Las Vegans can celebrate, too, by trying out some of Vegas’ own legendary Marys, like the avant-garde “Deconstructed” Bloody Mary amuse-bouche served at Lavo Restaurant, the thinned-out and ginned-up Downtown Dill Bloody Mary served on the stem at Downtown Cocktail Room and the über-classic at Hash House A Go-Go— which comes served in a salt- and pepper-rimmed pint glass, is spicy as all get out and is accompanied by a bounty of assorted fresh and pickled veggies. (Actually, it wasn’t until the 1960s that celery became a part of the Bloody Mary scenario, but we’re not being sticklers, so neither should you.)

On the road again

Local Love, we missed you so. Once a Thursday-night staple at the dearly departed Empire Ballroom, the party briefly moved to the VooDoo Lounge, but was reportedly discontinued when Harrah’s then-director of nightlife, Pauly Freedman, headed over to Blush. Fortunately, Local Love is being resurrected, and dance-music fans can look forward to once again hearing some of Vegas’ best DJs that don’t spin Top 40 mash-ups.
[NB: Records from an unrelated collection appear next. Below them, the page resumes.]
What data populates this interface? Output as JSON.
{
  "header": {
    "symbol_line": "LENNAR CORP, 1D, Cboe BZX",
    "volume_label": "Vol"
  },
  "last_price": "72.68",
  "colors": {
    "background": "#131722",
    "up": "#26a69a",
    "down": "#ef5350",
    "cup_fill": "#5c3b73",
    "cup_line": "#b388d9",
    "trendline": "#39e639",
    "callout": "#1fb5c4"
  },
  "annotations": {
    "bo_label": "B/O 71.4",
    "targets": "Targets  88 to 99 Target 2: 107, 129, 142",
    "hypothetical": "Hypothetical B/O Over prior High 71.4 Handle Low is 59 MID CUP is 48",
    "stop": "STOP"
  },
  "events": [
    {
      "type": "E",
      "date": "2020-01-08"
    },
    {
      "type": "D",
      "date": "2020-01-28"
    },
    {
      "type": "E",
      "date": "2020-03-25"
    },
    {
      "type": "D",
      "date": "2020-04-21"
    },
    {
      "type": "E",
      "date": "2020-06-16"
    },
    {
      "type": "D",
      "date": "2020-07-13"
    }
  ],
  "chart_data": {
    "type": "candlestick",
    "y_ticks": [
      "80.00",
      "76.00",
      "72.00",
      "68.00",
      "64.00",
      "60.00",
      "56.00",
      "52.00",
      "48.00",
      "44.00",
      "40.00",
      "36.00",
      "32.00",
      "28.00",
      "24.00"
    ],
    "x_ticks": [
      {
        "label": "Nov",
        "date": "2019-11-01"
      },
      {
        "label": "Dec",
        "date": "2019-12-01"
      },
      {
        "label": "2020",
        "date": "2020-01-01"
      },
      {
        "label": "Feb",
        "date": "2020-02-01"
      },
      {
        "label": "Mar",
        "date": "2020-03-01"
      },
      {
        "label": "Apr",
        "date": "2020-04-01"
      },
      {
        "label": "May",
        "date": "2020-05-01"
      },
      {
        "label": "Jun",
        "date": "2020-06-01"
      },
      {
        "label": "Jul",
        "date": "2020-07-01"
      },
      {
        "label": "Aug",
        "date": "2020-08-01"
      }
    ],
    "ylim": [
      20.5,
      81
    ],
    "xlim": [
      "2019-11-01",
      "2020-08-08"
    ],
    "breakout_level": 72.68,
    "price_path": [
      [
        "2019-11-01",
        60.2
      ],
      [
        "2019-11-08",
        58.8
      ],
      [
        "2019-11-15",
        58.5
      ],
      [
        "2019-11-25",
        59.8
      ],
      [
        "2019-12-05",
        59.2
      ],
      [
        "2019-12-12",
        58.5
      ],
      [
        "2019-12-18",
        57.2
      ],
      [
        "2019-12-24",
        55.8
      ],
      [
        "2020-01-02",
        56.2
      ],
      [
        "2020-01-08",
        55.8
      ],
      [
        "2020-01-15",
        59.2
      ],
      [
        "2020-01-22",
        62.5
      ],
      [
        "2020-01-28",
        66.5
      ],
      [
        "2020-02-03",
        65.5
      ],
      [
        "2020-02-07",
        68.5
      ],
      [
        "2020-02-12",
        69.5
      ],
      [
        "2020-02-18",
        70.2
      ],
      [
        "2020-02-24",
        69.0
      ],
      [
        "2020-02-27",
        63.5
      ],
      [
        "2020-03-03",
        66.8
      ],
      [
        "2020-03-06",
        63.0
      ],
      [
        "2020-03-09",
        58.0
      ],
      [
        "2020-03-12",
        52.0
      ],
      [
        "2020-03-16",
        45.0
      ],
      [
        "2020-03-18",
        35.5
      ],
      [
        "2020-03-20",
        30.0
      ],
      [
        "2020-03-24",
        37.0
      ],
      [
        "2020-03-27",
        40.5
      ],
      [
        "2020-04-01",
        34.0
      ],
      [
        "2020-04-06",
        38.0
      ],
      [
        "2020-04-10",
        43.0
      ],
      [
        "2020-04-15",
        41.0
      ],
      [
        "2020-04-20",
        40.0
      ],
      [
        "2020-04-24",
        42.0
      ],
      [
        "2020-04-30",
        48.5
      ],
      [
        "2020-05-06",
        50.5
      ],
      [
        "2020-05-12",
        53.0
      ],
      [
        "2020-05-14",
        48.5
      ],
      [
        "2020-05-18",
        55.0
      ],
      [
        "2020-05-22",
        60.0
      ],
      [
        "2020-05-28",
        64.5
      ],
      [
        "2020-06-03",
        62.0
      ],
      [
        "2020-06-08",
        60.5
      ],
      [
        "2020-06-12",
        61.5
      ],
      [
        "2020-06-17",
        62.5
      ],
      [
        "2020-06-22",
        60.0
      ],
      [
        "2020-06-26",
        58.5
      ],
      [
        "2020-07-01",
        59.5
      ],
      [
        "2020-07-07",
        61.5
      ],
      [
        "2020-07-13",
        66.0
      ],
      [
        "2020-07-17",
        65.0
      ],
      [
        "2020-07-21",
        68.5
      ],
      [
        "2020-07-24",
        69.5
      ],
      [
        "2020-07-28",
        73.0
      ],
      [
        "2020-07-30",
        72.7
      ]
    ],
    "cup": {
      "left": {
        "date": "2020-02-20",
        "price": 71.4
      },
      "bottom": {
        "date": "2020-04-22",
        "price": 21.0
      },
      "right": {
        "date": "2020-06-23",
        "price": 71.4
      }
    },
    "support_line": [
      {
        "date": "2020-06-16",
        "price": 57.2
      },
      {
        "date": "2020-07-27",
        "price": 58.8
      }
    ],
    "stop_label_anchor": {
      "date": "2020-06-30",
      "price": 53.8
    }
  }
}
Local Love moves to its new home inside the Satellite Bar at Moon on Tuesday, January 6, with Digital Boy and resident DJ Keith Evans scheduled to spin. The following Tuesday, Oscar Molina is slated to appear, with Jordan Stevens on January 20 and Jeff Bomb on January 27. A custom Local Love CD mix will be created by each of the DJs to be given away during their appearances for the first four weeks of the party, and, as always, there’s no cover charge for locals.